Darüber hatte ich schon mal etwas gelesen, doch das war lange her. »Ich glaube, Kranzgeld musste früher ein Bräutigam zahlen, der sich offiziell verlobt, dann aber vor der Hochzeit gedrückt und seine Braut sitzengelassen hatte.«
»Also bloß eine blumige Umschreibung für Alimente?«
»Unsinn! Bevor es so weit gekommen wäre, hätte er die Braut heiraten
müssen
oder nach Amerika auswandern. Kranzgeld war wohl eher eine Art Entschädigung für die schon gekaufte Aussteuer, für das Brautkleid und vor allem für die Blamage. Verschmähte Bräute hatten damals kaum Chancen, doch noch einen Mann abzukriegen.«
»Hier steht aber ganz was anderes.« Mit dem Zeigefinger fuhr sie die Seite herunter, bis sie die betreffende Stelle gefunden hatte. »Einem vor seiner Pensionierung verstorbenen Lehrer steht als Grabschmuck ein Kranz zu, der im Sommer 160 Mark kosten darf und im Winter 180 , weil zu dieser Jahreszeit die Blumen teurer sind.«
Sven schleppte kiloweise Bücher an. Schon in frühester Kindheit ein Naturapostel, der dicke schwarze Spinnen streichelte und ein abgeknicktes Gänseblümchen im Eierbecher vor dem frühzeitigen Verwelken bewahrte, hatte er im Laufe der Jahre zahllose Werke gekauft, die alle etwas mit Feld, Wald, Wiese, Dschungel, Savanne und jeglicher Art von Gewässern zu tun hatten. »Hast du auch was über Ameisen?« Sven hatte.
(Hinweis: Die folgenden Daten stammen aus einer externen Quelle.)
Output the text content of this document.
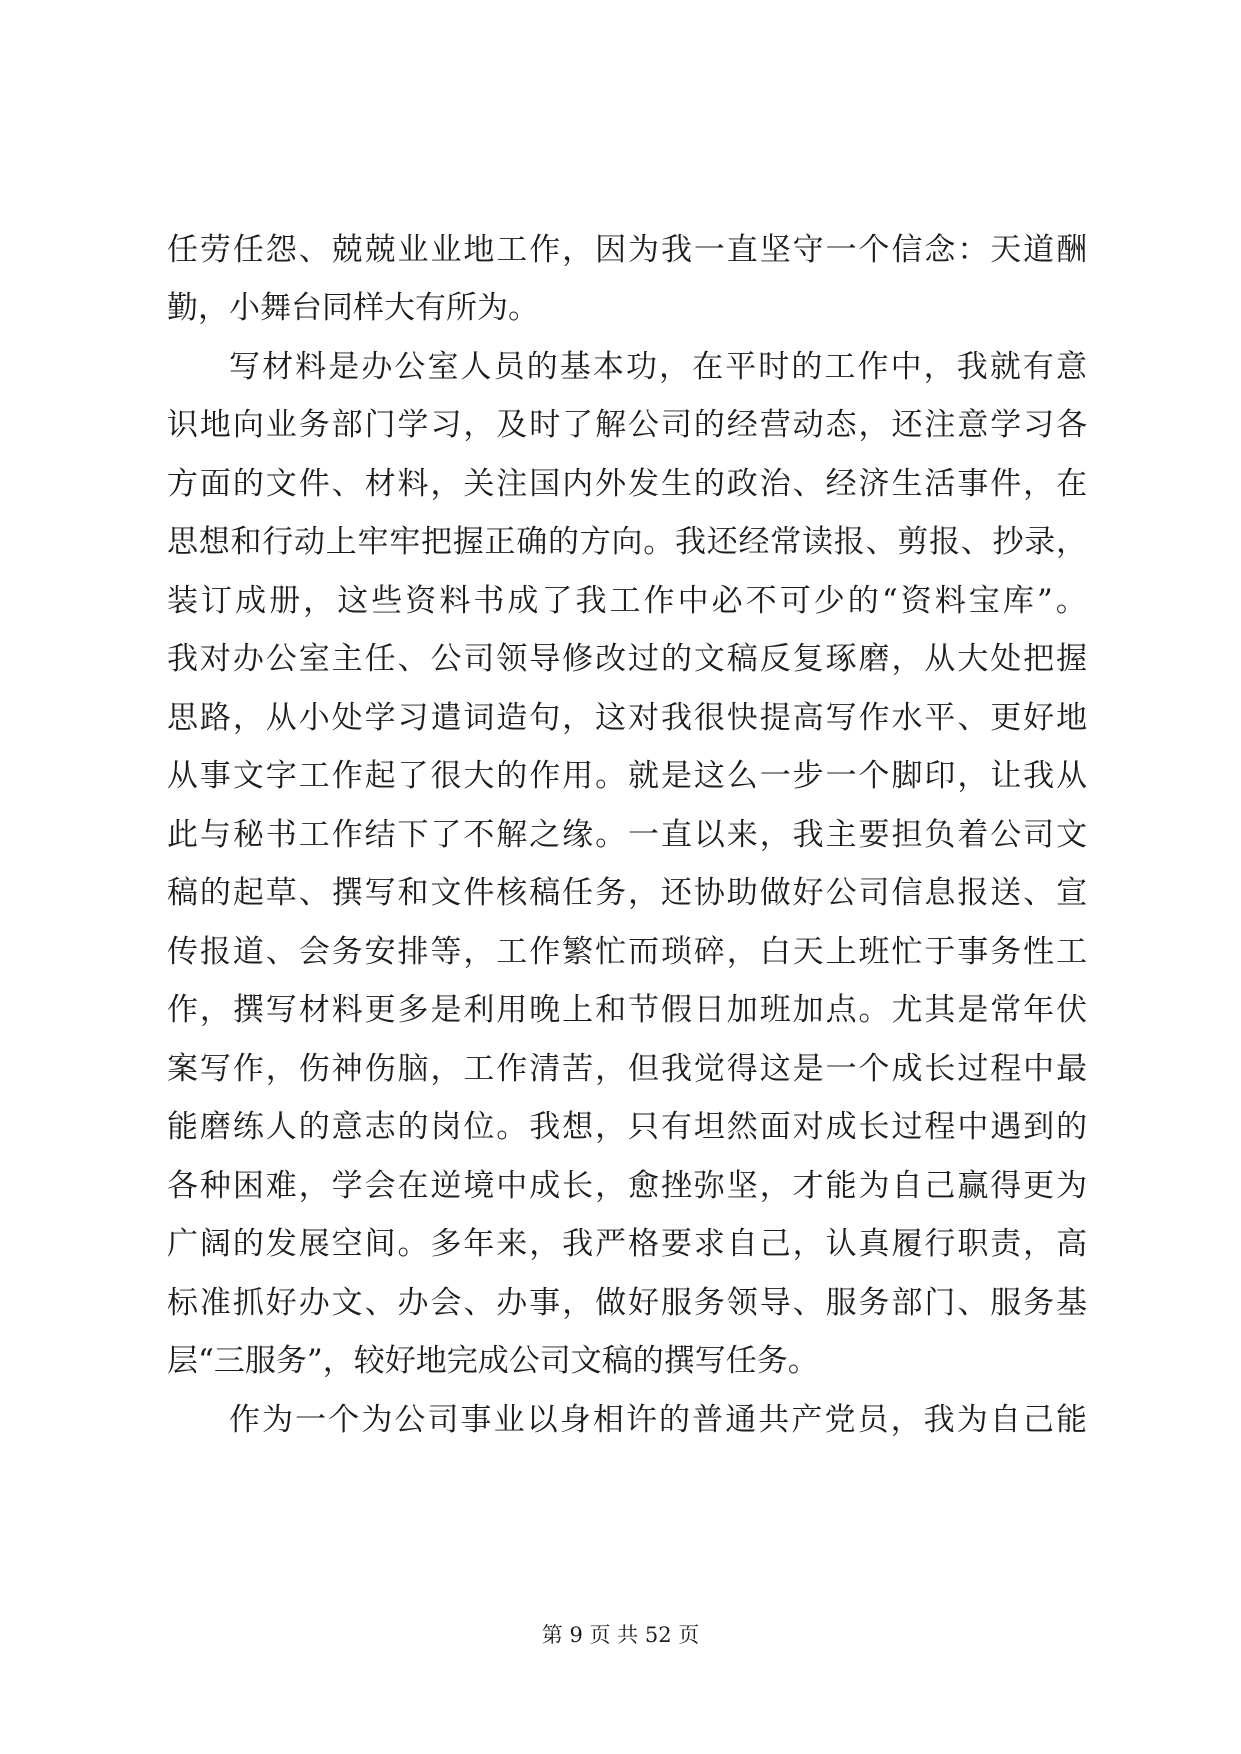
任劳任怨、兢兢业业地工作，因为我一直坚守一个信念：天道酬
勤，小舞台同样大有所为。
写材料是办公室人员的基本功，在平时的工作中，我就有意
识地向业务部门学习，及时了解公司的经营动态，还注意学习各
方面的文件、材料，关注国内外发生的政治、经济生活事件，在
思想和行动上牢牢把握正确的方向。我还经常读报、剪报、抄录，
装订成册，这些资料书成了我工作中必不可少的“资料宝库”。
我对办公室主任、公司领导修改过的文稿反复琢磨，从大处把握
思路，从小处学习遣词造句，这对我很快提高写作水平、更好地
从事文字工作起了很大的作用。就是这么一步一个脚印，让我从
此与秘书工作结下了不解之缘。一直以来，我主要担负着公司文
稿的起草、撰写和文件核稿任务，还协助做好公司信息报送、宣
传报道、会务安排等，工作繁忙而琐碎，白天上班忙于事务性工
作，撰写材料更多是利用晚上和节假日加班加点。尤其是常年伏
案写作，伤神伤脑，工作清苦，但我觉得这是一个成长过程中最
能磨练人的意志的岗位。我想，只有坦然面对成长过程中遇到的
各种困难，学会在逆境中成长，愈挫弥坚，才能为自己赢得更为
广阔的发展空间。多年来，我严格要求自己，认真履行职责，高
标准抓好办文、办会、办事，做好服务领导、服务部门、服务基
层“三服务”，较好地完成公司文稿的撰写任务。
作为一个为公司事业以身相许的普通共产党员，我为自己能
第 9 页 共 52 页
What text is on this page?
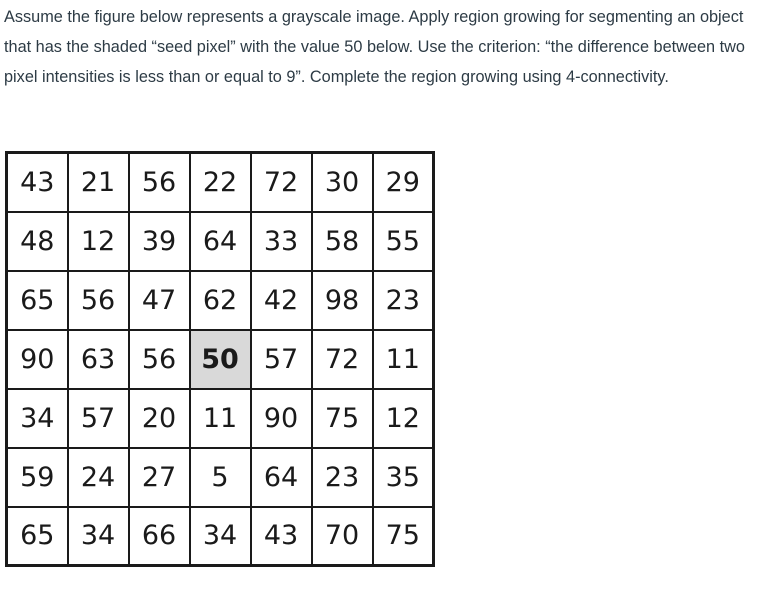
Assume the figure below represents a grayscale image. Apply region growing for segmenting an object that has the shaded “seed pixel” with the value 50 below. Use the criterion: “the difference between two pixel intensities is less than or equal to 9”. Complete the region growing using 4-connectivity.

43	21	56	22	72	30	29
48	12	39	64	33	58	55
65	56	47	62	42	98	23
90	63	56	50	57	72	11
34	57	20	11	90	75	12
59	24	27	5	64	23	35
65	34	66	34	43	70	75
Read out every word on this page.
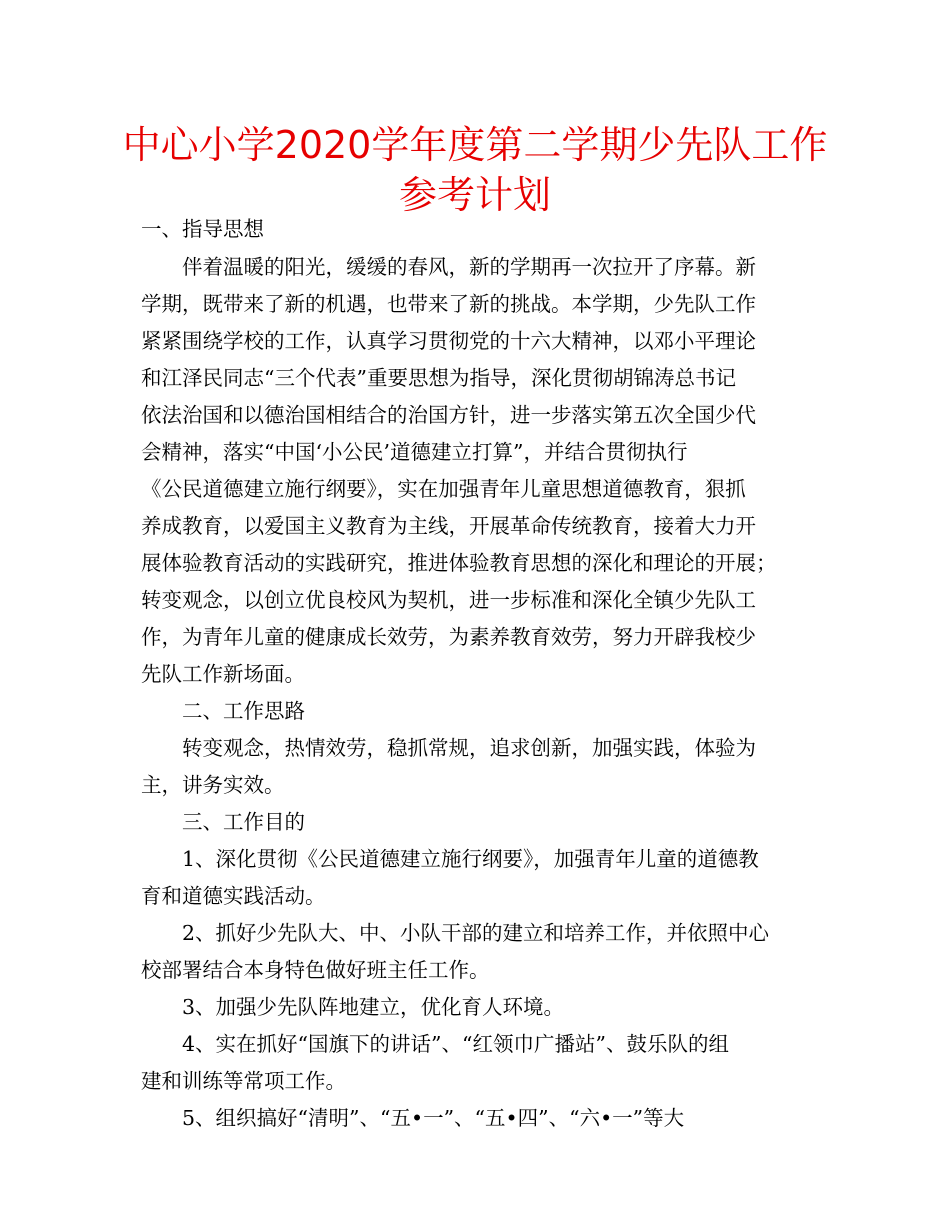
中心小学2020学年度第二学期少先队工作
参考计划
一、指导思想
　　伴着温暖的阳光，缓缓的春风，新的学期再一次拉开了序幕。新
学期，既带来了新的机遇，也带来了新的挑战。本学期，少先队工作
紧紧围绕学校的工作，认真学习贯彻党的十六大精神，以邓小平理论
和江泽民同志“三个代表”重要思想为指导，深化贯彻胡锦涛总书记
依法治国和以德治国相结合的治国方针，进一步落实第五次全国少代
会精神，落实“中国‘小公民’道德建立打算”，并结合贯彻执行
《公民道德建立施行纲要》，实在加强青年儿童思想道德教育，狠抓
养成教育，以爱国主义教育为主线，开展革命传统教育，接着大力开
展体验教育活动的实践研究，推进体验教育思想的深化和理论的开展；
转变观念，以创立优良校风为契机，进一步标准和深化全镇少先队工
作，为青年儿童的健康成长效劳，为素养教育效劳，努力开辟我校少
先队工作新场面。
　　二、工作思路
　　转变观念，热情效劳，稳抓常规，追求创新，加强实践，体验为
主，讲务实效。
　　三、工作目的
　　1、深化贯彻《公民道德建立施行纲要》，加强青年儿童的道德教
育和道德实践活动。
　　2、抓好少先队大、中、小队干部的建立和培养工作，并依照中心
校部署结合本身特色做好班主任工作。
　　3、加强少先队阵地建立，优化育人环境。
　　4、实在抓好“国旗下的讲话”、“红领巾广播站”、鼓乐队的组
建和训练等常项工作。
　　5、组织搞好“清明”、“五•一”、“五•四”、“六•一”等大
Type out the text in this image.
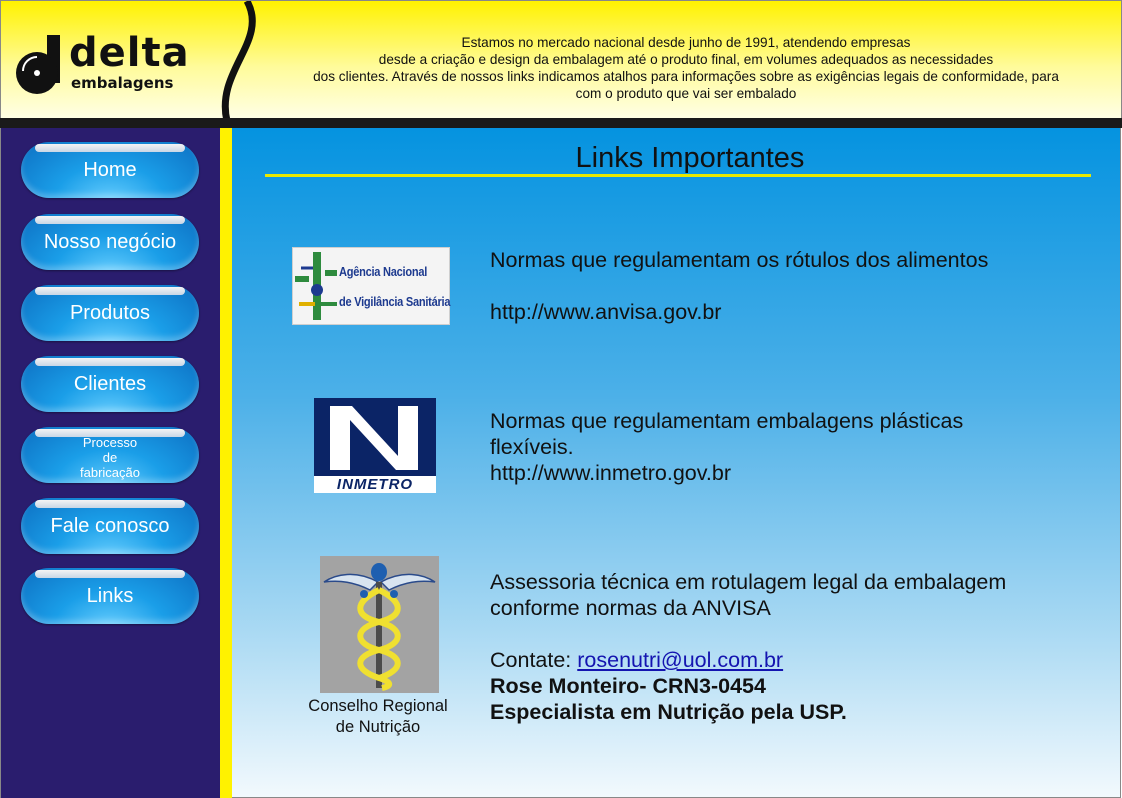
delta
embalagens
Estamos no mercado nacional desde junho de 1991, atendendo empresas
desde a criação e design da embalagem até o produto final, em volumes adequados as necessidades
dos clientes. Através de nossos links indicamos atalhos para informações sobre as exigências legais de conformidade, para
com o produto que vai ser embalado
Home
Nosso negócio
Produtos
Clientes
Processo
de
fabricação
Fale conosco
Links
Links Importantes
Agência Nacional
de Vigilância Sanitária
Normas que regulamentam os rótulos dos alimentos
http://www.anvisa.gov.br
INMETRO
Normas que regulamentam embalagens plásticas
flexíveis.
http://www.inmetro.gov.br
Conselho Regional
de Nutrição
Assessoria técnica em rotulagem legal da embalagem
conforme normas da ANVISA
Contate: rosenutri@uol.com.br
Rose Monteiro- CRN3-0454
Especialista em Nutrição pela USP.
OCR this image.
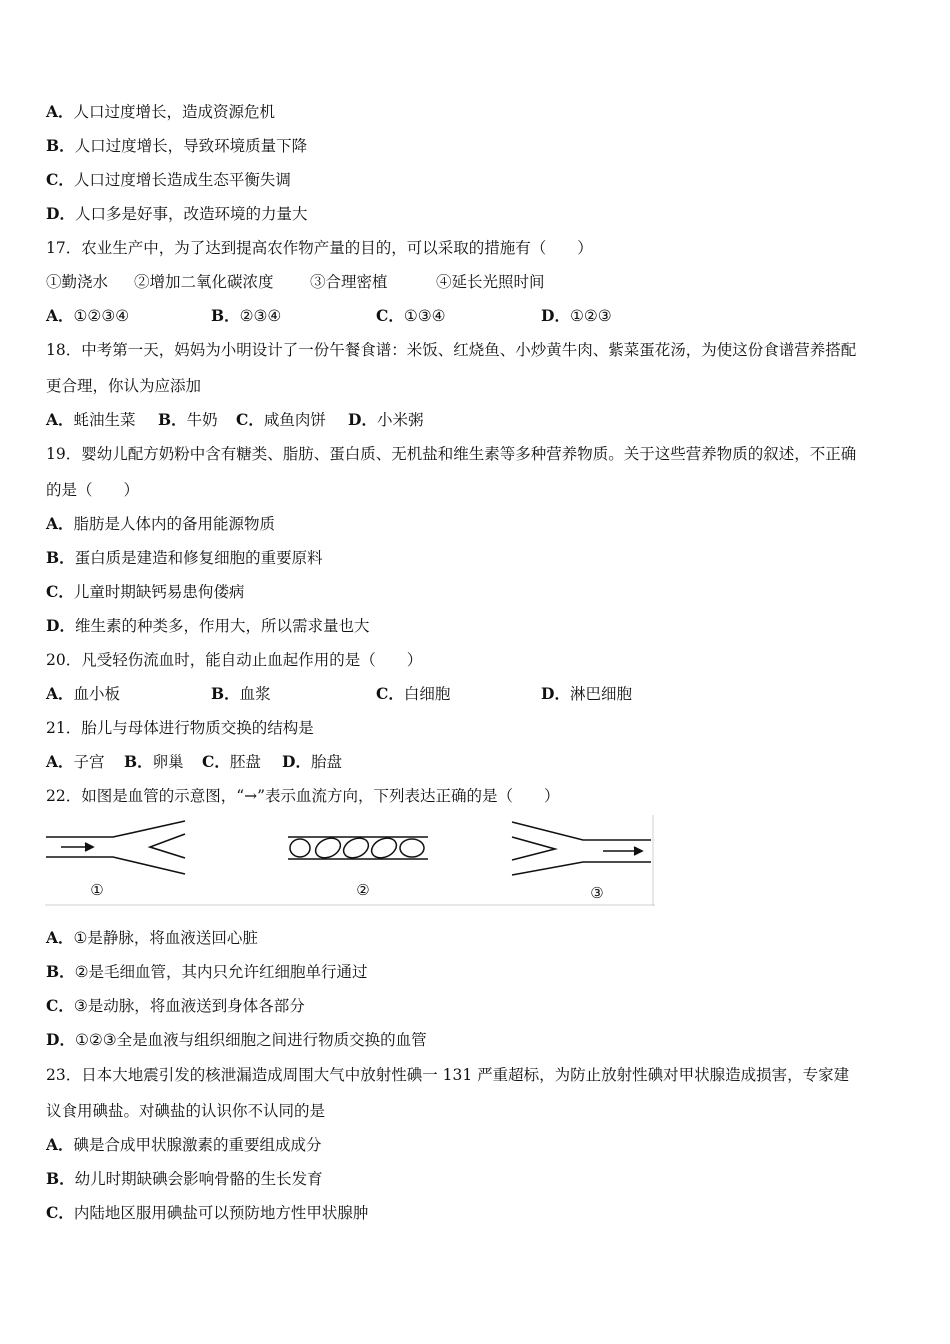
A．人口过度增长，造成资源危机
B．人口过度增长，导致环境质量下降
C．人口过度增长造成生态平衡失调
D．人口多是好事，改造环境的力量大
17．农业生产中，为了达到提高农作物产量的目的，可以采取的措施有（　　）
①勤浇水 ②增加二氧化碳浓度 ③合理密植	④延长光照时间
A．①②③④	B．②③④	C．①③④	D．①②③
18．中考第一天，妈妈为小明设计了一份午餐食谱：米饭、红烧鱼、小炒黄牛肉、紫菜蛋花汤，为使这份食谱营养搭配
更合理，你认为应添加
A．蚝油生菜 B．牛奶 C．咸鱼肉饼 D．小米粥
19．婴幼儿配方奶粉中含有糖类、脂肪、蛋白质、无机盐和维生素等多种营养物质。关于这些营养物质的叙述，不正确
的是（　　）
A．脂肪是人体内的备用能源物质
B．蛋白质是建造和修复细胞的重要原料
C．儿童时期缺钙易患佝偻病
D．维生素的种类多，作用大，所以需求量也大
20．凡受轻伤流血时，能自动止血起作用的是（　　）
A．血小板	B．血浆	C．白细胞	D．淋巴细胞
21．胎儿与母体进行物质交换的结构是
A．子宫 B．卵巢 C．胚盘 D．胎盘
22．如图是血管的示意图，“→”表示血流方向，下列表达正确的是（　　）
①	②	③
A．①是静脉，将血液送回心脏
B．②是毛细血管，其内只允许红细胞单行通过
C．③是动脉，将血液送到身体各部分
D．①②③全是血液与组织细胞之间进行物质交换的血管
23．日本大地震引发的核泄漏造成周围大气中放射性碘一 131 严重超标，为防止放射性碘对甲状腺造成损害，专家建
议食用碘盐。对碘盐的认识你不认同的是
A．碘是合成甲状腺激素的重要组成成分
B．幼儿时期缺碘会影响骨骼的生长发育
C．内陆地区服用碘盐可以预防地方性甲状腺肿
»Ich verwechsle immer die Laubbäume, du kennst dich doch da aus. Kannst du mir mal helfen?« Sven half.
»Weißt du, welche Vögel bei uns überwintern?« Sven wusste.
»Wozu braucht ihr denn das alles?«
»Heimat- und Sachkunde«, bekam ich zur Antwort.
Etwa sechs Wochen vor Beginn der Sommerferien war es so weit. Züchtig gewandet und wohlversehen mit guten Ratschlägen (»Nie nach unten gucken, das wirkt immer unsicher!«) schlichen sie los, und ich bezog wieder Posten neben dem Telefon.